The defendant was on probation for a drug offense. He signed a probation order stating he would “[s]ubmit his … person, property, place of residence, vehicle, personal effects, to search at anytime, with or without a search warrant, warrant of arrest or reasonable cause by any probation officer or law enforcement officer.” A police officer became suspicious of the defendant’s activities, and, aware of his probation conditions, searched his apartment. He found evidence of criminal activity (arson) inside.
Whether the condition of probation limits subsequent searches to the defendant’s probation status only?
No. Police officers can conduct criminal evidence searches based on diminished expectations of privacy and conditions of probation.
Probationers do not enjoy the freedoms that other citizens enjoy. In this particular defendant’s probation, the sentencing judge determined the search provision was necessary. This condition effectively diminished the defendant’s reasonable expectation of privacy.

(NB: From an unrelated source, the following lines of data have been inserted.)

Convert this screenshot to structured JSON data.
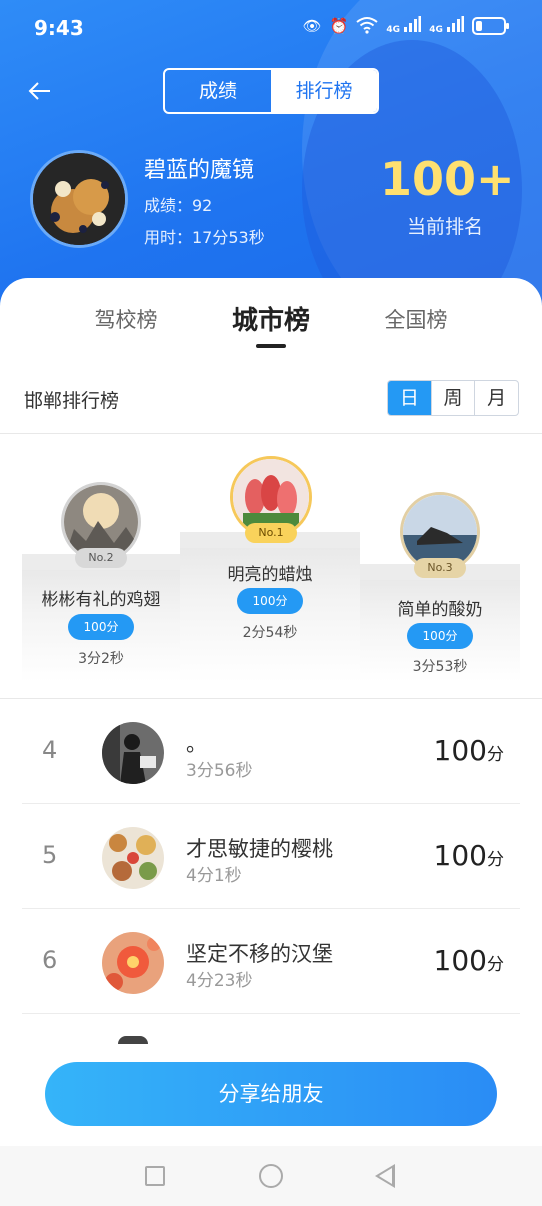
{
  "status_bar": {
    "time": "9:43",
    "net1": "4G",
    "net2": "4G"
  },
  "header": {
    "seg_tabs": [
      "成绩",
      "排行榜"
    ],
    "active_seg": "排行榜"
  },
  "user": {
    "name": "碧蓝的魔镜",
    "score_line": "成绩：92",
    "time_line": "用时：17分53秒",
    "rank": "100+",
    "rank_label": "当前排名"
  },
  "tabs": [
    "驾校榜",
    "城市榜",
    "全国榜"
  ],
  "active_tab": "城市榜",
  "board": {
    "title": "邯郸排行榜",
    "periods": [
      "日",
      "周",
      "月"
    ],
    "active_period": "日"
  },
  "podium": [
    {
      "place": "No.2",
      "name": "彬彬有礼的鸡翅",
      "score": "100分",
      "time": "3分2秒"
    },
    {
      "place": "No.1",
      "name": "明亮的蜡烛",
      "score": "100分",
      "time": "2分54秒"
    },
    {
      "place": "No.3",
      "name": "简单的酸奶",
      "score": "100分",
      "time": "3分53秒"
    }
  ],
  "list": [
    {
      "rank": "4",
      "name": "。",
      "time": "3分56秒",
      "score": "100",
      "unit": "分"
    },
    {
      "rank": "5",
      "name": "才思敏捷的樱桃",
      "time": "4分1秒",
      "score": "100",
      "unit": "分"
    },
    {
      "rank": "6",
      "name": "坚定不移的汉堡",
      "time": "4分23秒",
      "score": "100",
      "unit": "分"
    }
  ],
  "share_label": "分享给朋友",
  "colors": {
    "primary": "#1f74f0",
    "accent_blue": "#2499f4",
    "gold": "#ffe070"
  }
}
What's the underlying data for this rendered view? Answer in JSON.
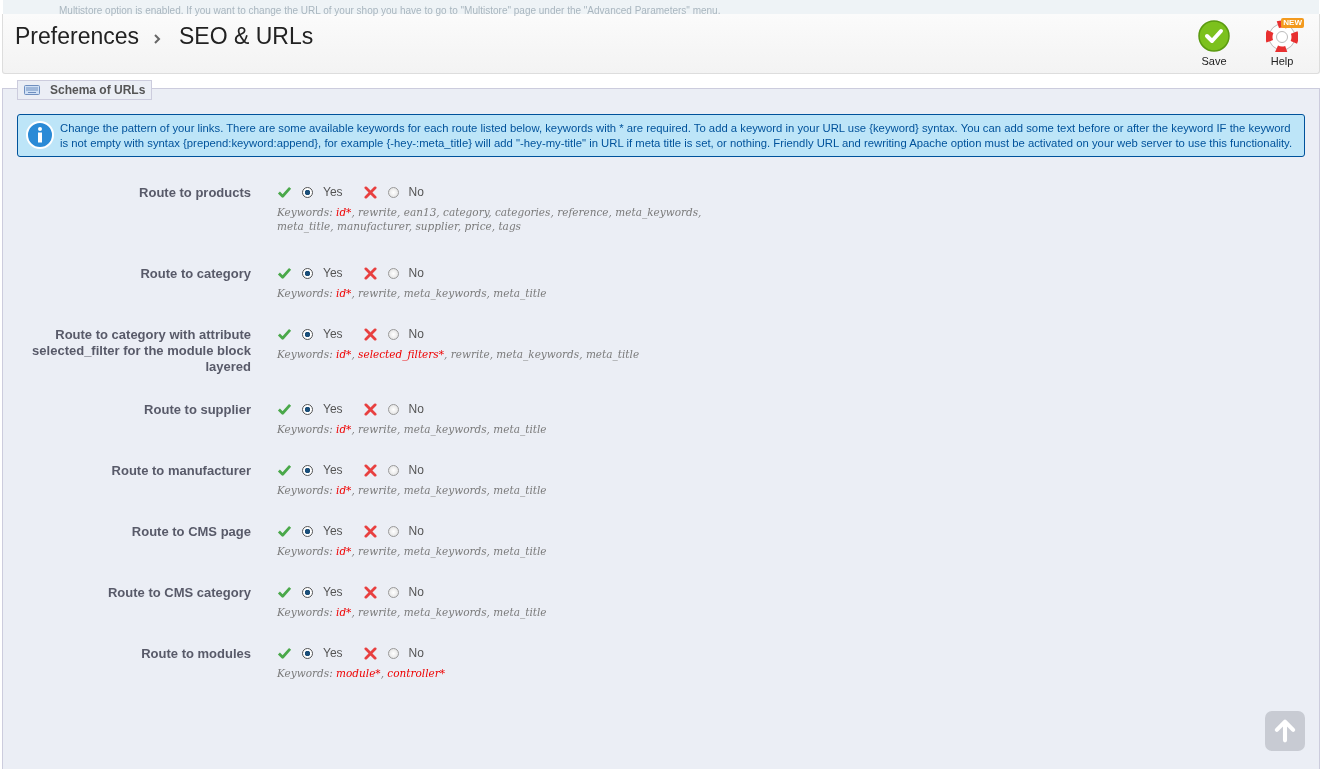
{
  "notice": {
    "text": "Multistore option is enabled. If you want to change the URL of your shop you have to go to \"Multistore\" page under the \"Advanced Parameters\" menu."
  },
  "breadcrumb": [
    "Preferences",
    "SEO & URLs"
  ],
  "toolbar": [
    {
      "kind": "save",
      "label": "Save"
    },
    {
      "kind": "help",
      "label": "Help",
      "badge": "NEW"
    }
  ],
  "fieldset": {
    "legend": "Schema of URLs",
    "info": "Change the pattern of your links. There are some available keywords for each route listed below, keywords with * are required. To add a keyword in your URL use {keyword} syntax. You can add some text before or after the keyword IF the keyword is not empty with syntax {prepend:keyword:append}, for example {-hey-:meta_title} will add \"-hey-my-title\" in URL if meta title is set, or nothing. Friendly URL and rewriting Apache option must be activated on your web server to use this functionality.",
    "routes": [
      {
        "label": "Route to products",
        "options": [
          {
            "kind": "yes",
            "label": "Yes",
            "selected": true
          },
          {
            "kind": "no",
            "label": "No",
            "selected": false
          }
        ],
        "keywords": [
          {
            "text": "Keywords: ",
            "required": false
          },
          {
            "text": "id*",
            "required": true
          },
          {
            "text": ", rewrite, ean13, category, categories, reference, meta_keywords, meta_title, manufacturer, supplier, price, tags",
            "required": false
          }
        ]
      },
      {
        "label": "Route to category",
        "options": [
          {
            "kind": "yes",
            "label": "Yes",
            "selected": true
          },
          {
            "kind": "no",
            "label": "No",
            "selected": false
          }
        ],
        "keywords": [
          {
            "text": "Keywords: ",
            "required": false
          },
          {
            "text": "id*",
            "required": true
          },
          {
            "text": ", rewrite, meta_keywords, meta_title",
            "required": false
          }
        ]
      },
      {
        "label": "Route to category with attribute selected_filter for the module block layered",
        "options": [
          {
            "kind": "yes",
            "label": "Yes",
            "selected": true
          },
          {
            "kind": "no",
            "label": "No",
            "selected": false
          }
        ],
        "keywords": [
          {
            "text": "Keywords: ",
            "required": false
          },
          {
            "text": "id*",
            "required": true
          },
          {
            "text": ", ",
            "required": false
          },
          {
            "text": "selected_filters*",
            "required": true
          },
          {
            "text": ", rewrite, meta_keywords, meta_title",
            "required": false
          }
        ]
      },
      {
        "label": "Route to supplier",
        "options": [
          {
            "kind": "yes",
            "label": "Yes",
            "selected": true
          },
          {
            "kind": "no",
            "label": "No",
            "selected": false
          }
        ],
        "keywords": [
          {
            "text": "Keywords: ",
            "required": false
          },
          {
            "text": "id*",
            "required": true
          },
          {
            "text": ", rewrite, meta_keywords, meta_title",
            "required": false
          }
        ]
      },
      {
        "label": "Route to manufacturer",
        "options": [
          {
            "kind": "yes",
            "label": "Yes",
            "selected": true
          },
          {
            "kind": "no",
            "label": "No",
            "selected": false
          }
        ],
        "keywords": [
          {
            "text": "Keywords: ",
            "required": false
          },
          {
            "text": "id*",
            "required": true
          },
          {
            "text": ", rewrite, meta_keywords, meta_title",
            "required": false
          }
        ]
      },
      {
        "label": "Route to CMS page",
        "options": [
          {
            "kind": "yes",
            "label": "Yes",
            "selected": true
          },
          {
            "kind": "no",
            "label": "No",
            "selected": false
          }
        ],
        "keywords": [
          {
            "text": "Keywords: ",
            "required": false
          },
          {
            "text": "id*",
            "required": true
          },
          {
            "text": ", rewrite, meta_keywords, meta_title",
            "required": false
          }
        ]
      },
      {
        "label": "Route to CMS category",
        "options": [
          {
            "kind": "yes",
            "label": "Yes",
            "selected": true
          },
          {
            "kind": "no",
            "label": "No",
            "selected": false
          }
        ],
        "keywords": [
          {
            "text": "Keywords: ",
            "required": false
          },
          {
            "text": "id*",
            "required": true
          },
          {
            "text": ", rewrite, meta_keywords, meta_title",
            "required": false
          }
        ]
      },
      {
        "label": "Route to modules",
        "options": [
          {
            "kind": "yes",
            "label": "Yes",
            "selected": true
          },
          {
            "kind": "no",
            "label": "No",
            "selected": false
          }
        ],
        "keywords": [
          {
            "text": "Keywords: ",
            "required": false
          },
          {
            "text": "module*",
            "required": true
          },
          {
            "text": ", ",
            "required": false
          },
          {
            "text": "controller*",
            "required": true
          }
        ]
      }
    ]
  }
}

To intrude on this diminished expectation of privacy, the government relied on a search condition of probation. The Court stated “[I]t was reasonable to conclude that the search condition would further the two primary goals of probation–rehabilitation and protecting society from future criminal violations.” Therefore, an officer is entitled to conduct a search when: (1) the probationer is subject to a search condition and (2) the officer establishes reasonable suspicion the probationer engaged in criminal activity (note that a probation officer may search under less stringent standards for probation-related reasons).